Advice concerning site search 'context extraction'

tisource

I'm currently working on a php script (for a newspaper site) that searches an index for matching articles. It then grabs a small portion of the story that shows where the match occured in the story body.

The code works perfectly, except for one scenario. There are typically no right answers with programming (meaning, an end result can be derived by many different means), but some solutions are definitely better than others.

For example, in the newspaper realm, users often search for articles (or obits, weddings and such) that contain specific names. Lets say a user searches the site's archives for "john doe."

It does the query, finds the articles, and begins extracting "snippets" of the story (so many words left and right of the queried word) where the query word was found (think "google" or "yahoo").

In this example, lets say this is a portion of the story in the archive:

"The city council unanimously agreed with John Doe's proposal to add street lights to the intersection of first and main."

My search code first looks for the word "John" (first word in the query) and grabs something like this:

"...agreed with John Doe's proposal..."

it then looks at the second word in the query, "Doe" and grabs this:

"...with John Doe's proposal to..."

You see, there is redundancy here. If I display the results together, it reads like this:

"...agreed with John Doe's proposal"..."with John Doe's proposal to..."

It is highly redundant and looks very stupid.

I'm looking for a clean, but scalable solution. In other words, I would like an approach that is variable to the number of words in my query.

How would you suggest I approach this?

sfullman

Hmm.. computers are stupid, you're almost going to have to know string positions to merge those together.
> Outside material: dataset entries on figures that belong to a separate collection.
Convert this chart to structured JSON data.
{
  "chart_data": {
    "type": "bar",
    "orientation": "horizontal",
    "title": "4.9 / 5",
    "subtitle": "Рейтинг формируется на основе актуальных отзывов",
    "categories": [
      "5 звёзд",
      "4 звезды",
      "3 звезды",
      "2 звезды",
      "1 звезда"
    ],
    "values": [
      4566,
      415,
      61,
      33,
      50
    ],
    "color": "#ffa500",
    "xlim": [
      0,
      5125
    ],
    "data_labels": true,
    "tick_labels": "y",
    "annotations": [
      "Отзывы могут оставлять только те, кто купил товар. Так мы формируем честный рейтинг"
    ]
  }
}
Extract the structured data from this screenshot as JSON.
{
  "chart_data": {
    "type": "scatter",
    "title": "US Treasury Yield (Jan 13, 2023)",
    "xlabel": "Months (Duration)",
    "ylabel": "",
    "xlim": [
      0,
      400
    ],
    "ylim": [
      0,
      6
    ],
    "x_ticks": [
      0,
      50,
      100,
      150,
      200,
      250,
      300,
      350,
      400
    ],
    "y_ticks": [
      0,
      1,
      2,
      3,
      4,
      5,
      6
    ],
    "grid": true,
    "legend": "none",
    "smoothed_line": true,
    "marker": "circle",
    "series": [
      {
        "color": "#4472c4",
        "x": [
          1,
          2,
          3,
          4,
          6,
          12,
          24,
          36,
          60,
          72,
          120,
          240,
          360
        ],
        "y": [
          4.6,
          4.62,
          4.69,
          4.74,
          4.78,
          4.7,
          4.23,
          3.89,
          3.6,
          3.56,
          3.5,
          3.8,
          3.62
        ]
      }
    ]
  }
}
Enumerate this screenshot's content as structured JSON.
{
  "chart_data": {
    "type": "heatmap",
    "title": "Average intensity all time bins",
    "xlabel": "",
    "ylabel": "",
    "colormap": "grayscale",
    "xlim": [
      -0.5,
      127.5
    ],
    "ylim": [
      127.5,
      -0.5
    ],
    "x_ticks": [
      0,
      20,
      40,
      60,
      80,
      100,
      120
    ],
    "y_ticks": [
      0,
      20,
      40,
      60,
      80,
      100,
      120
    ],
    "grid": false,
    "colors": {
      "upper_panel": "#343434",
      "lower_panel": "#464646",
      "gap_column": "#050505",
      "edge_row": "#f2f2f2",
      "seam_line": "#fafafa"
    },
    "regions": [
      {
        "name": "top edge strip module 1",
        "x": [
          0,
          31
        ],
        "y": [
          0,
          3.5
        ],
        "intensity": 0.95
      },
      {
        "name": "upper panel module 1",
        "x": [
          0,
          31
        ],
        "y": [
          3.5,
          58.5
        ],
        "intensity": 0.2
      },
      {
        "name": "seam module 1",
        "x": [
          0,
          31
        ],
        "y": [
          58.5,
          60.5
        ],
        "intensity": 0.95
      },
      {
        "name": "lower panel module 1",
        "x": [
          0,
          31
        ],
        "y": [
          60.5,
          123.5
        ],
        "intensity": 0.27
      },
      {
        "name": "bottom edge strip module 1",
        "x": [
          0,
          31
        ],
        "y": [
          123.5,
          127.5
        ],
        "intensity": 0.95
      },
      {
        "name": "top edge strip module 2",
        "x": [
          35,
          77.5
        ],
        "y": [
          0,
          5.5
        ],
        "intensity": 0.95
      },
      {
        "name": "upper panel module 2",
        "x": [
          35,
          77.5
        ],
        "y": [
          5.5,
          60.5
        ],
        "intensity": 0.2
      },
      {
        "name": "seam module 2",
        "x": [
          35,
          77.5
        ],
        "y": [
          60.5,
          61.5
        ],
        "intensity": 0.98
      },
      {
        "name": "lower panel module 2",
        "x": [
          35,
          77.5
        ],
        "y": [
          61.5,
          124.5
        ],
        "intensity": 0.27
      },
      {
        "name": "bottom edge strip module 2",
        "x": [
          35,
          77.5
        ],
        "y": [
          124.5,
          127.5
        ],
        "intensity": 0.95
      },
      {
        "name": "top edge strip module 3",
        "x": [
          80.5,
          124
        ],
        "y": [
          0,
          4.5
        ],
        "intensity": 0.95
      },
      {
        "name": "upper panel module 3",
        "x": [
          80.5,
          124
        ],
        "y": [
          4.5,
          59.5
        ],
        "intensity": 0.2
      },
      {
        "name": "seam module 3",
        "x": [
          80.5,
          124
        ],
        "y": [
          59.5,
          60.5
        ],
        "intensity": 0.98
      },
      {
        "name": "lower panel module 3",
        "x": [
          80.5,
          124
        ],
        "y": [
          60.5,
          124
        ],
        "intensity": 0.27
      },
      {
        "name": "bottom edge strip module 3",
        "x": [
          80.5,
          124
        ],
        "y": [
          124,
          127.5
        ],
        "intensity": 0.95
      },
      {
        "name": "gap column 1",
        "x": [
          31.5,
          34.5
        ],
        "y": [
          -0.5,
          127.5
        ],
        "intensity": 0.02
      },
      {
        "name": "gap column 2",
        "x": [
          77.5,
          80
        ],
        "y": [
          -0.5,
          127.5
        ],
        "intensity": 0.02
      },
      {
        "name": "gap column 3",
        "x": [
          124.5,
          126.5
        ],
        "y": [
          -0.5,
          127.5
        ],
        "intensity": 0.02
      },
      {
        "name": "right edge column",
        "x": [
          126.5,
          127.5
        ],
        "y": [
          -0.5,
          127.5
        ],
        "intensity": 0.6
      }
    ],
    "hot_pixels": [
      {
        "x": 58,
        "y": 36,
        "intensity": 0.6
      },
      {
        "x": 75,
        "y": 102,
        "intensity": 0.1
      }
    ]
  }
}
It should actually be very simple, string 1 with John starts say at 1000 in the string, string 2 starts with 1006 - just write a function to merge them.

If this helps send me some of your code, I'd be interested in seeing your approach.

another slower method is word splits

$array=preg_split('/\s+/',$string);

you then iterate through the array, but the splitting will cost you time-wise if you get too fancy.

Sam

tisource

Splicing the two strings together wasn't something I had considered.

I have actually considered eliminating the second string if other query words were in string one.

In other words, "Doe" is found in extracted string 1, so kill string 2, because its not needed... but that isn't necessarily the cleanest or most efficient approach.